Indeed, to say that his "Emergency Economic Stimulus Bill" was the Prime Mover of an expansion that (1) began a year before he took office, (2) was stalled with hiccupping interest rates after the tax-hikes were passed in his first year, (3) trudged anemically along while Hillary tried--and failed--to socialize 1/7 of the macroeconomy (the health service field), (4) but then began to trot
after the Republicans and their "Contract With America" consequentially took over both houses of congress in the '94 midterm elections (
forcing Clinton to cut taxes, balance the budget, and reform welfare), (5) all in tandem with the accelerating Tech Revolution (a revolution on par with the preceding Industrial and Agricultural Revolution in being a milestone for human civilization, and driven by a Bill named Gates) that (6) began to balloon faster and bigger than Clinton's own big, FAT, HEAD (because of a climate that Fed Chairman Alan Greenspan described as being driven by "irrational exuberance" during the dot.com craze), and (7) had more inflated numbers behind it due to the book-cooking of megacorporations like Enron and Worldcom by mega-accountants like Arthur Anderson (both 6 & 7 paying the piper in Bush 43's first year in office), to say that Clinton's 1993 "emergency economic stimulus bill" (i.e. the historically huge tax-hike) provided the wings for that economic flight--as he himself did say--is worthy of derision and became eminently forgettable.

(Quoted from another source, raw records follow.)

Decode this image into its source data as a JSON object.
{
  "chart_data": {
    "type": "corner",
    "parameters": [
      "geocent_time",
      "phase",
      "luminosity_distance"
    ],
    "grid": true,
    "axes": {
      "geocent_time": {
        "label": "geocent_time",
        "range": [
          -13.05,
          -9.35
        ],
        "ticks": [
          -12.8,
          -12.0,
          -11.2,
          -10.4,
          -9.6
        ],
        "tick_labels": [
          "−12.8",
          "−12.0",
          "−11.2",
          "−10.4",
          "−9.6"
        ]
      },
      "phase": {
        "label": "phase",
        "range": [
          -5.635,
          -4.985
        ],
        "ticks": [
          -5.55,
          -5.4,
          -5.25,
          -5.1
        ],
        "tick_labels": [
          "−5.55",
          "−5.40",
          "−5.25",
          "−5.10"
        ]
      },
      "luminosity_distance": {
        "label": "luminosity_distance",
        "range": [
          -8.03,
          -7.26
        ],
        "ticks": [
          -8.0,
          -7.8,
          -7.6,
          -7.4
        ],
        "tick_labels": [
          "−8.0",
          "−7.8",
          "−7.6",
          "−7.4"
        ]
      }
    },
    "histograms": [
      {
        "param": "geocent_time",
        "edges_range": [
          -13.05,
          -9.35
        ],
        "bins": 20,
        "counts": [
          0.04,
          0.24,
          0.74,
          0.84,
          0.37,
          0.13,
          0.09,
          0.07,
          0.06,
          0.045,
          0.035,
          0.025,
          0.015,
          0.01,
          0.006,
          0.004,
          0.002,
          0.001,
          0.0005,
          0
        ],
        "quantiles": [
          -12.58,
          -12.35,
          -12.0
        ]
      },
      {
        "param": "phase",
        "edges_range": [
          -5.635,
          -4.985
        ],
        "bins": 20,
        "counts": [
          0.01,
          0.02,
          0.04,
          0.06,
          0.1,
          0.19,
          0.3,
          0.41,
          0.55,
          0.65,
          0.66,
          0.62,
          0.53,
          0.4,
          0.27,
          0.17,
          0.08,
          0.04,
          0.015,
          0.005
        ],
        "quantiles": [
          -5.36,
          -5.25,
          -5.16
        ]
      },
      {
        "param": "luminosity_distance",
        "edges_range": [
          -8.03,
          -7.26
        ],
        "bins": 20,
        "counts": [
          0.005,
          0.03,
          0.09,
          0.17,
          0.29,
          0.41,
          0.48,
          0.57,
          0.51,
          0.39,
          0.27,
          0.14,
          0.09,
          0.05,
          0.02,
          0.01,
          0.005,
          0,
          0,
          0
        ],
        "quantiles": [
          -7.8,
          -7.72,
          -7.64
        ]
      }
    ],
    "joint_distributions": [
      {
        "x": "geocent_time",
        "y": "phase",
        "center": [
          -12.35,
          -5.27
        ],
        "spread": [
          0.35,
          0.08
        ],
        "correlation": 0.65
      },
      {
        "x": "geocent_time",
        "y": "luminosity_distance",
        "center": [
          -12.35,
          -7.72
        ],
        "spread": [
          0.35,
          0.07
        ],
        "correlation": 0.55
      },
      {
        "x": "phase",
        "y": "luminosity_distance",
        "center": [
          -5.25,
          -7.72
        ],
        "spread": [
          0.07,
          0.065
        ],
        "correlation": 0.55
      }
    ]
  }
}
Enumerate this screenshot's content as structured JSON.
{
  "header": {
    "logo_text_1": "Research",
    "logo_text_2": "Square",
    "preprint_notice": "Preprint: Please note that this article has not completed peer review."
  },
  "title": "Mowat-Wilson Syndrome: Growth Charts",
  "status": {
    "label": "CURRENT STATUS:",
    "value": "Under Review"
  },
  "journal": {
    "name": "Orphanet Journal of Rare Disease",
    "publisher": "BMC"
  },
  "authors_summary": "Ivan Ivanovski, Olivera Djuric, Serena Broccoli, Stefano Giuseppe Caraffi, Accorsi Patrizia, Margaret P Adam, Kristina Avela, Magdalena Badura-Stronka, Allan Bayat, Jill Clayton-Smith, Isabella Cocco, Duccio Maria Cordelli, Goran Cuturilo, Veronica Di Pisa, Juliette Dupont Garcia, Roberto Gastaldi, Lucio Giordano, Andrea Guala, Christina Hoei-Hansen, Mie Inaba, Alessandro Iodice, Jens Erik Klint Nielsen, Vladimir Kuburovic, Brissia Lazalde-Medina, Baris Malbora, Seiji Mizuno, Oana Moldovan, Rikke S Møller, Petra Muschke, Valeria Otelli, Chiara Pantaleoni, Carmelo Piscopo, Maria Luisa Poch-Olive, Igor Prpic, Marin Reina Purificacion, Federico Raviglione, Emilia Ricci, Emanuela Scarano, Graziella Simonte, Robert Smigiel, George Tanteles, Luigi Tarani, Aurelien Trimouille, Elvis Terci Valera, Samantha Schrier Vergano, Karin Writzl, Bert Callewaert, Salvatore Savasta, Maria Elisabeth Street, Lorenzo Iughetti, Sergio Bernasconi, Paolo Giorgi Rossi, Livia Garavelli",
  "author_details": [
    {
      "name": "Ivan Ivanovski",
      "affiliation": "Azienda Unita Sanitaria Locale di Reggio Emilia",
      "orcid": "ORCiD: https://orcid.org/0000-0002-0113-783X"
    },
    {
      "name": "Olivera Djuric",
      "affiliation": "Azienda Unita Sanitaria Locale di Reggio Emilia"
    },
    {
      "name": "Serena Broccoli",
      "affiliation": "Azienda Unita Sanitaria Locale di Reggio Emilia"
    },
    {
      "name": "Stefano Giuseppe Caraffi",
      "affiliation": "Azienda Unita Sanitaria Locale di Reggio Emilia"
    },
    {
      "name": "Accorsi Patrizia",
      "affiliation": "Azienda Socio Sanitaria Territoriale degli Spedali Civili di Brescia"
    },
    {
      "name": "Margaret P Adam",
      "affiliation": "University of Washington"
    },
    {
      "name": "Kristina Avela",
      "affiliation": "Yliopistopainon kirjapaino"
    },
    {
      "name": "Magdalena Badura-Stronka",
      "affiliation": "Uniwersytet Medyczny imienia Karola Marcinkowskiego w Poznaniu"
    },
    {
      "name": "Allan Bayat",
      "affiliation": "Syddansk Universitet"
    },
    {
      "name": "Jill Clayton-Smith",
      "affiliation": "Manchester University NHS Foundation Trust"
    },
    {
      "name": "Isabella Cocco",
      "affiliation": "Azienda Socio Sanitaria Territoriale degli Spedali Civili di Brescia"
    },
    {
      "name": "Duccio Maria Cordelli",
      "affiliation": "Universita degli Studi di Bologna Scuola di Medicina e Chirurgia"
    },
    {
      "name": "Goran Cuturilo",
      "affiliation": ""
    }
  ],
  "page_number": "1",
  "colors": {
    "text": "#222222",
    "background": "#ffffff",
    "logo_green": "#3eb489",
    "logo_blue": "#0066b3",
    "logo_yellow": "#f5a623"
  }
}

But I remember, and after eight years of all the above falling away into the past like a sunken ship falling through the depths-- while being mythologized by landlubbing yarn-spinners-- it is that vicissitudinal history which has been forgotten, and that one quiet, self-aggrandizing and rightfully ridiculed assessment from long ago that will float to the surface: "It was the 1993 Emergency Economic Stimulus bill that was responsible for the unprecedented (whatever) prosperity of the Clinton Era (the late 1990's, anyway)."
He got away with saying that because of a media that was a propaganda arm of the Democratic Party.
And a President Obama will get away with saying that, too, easily, because the media has now become two arms and two legs for the Democratic Party.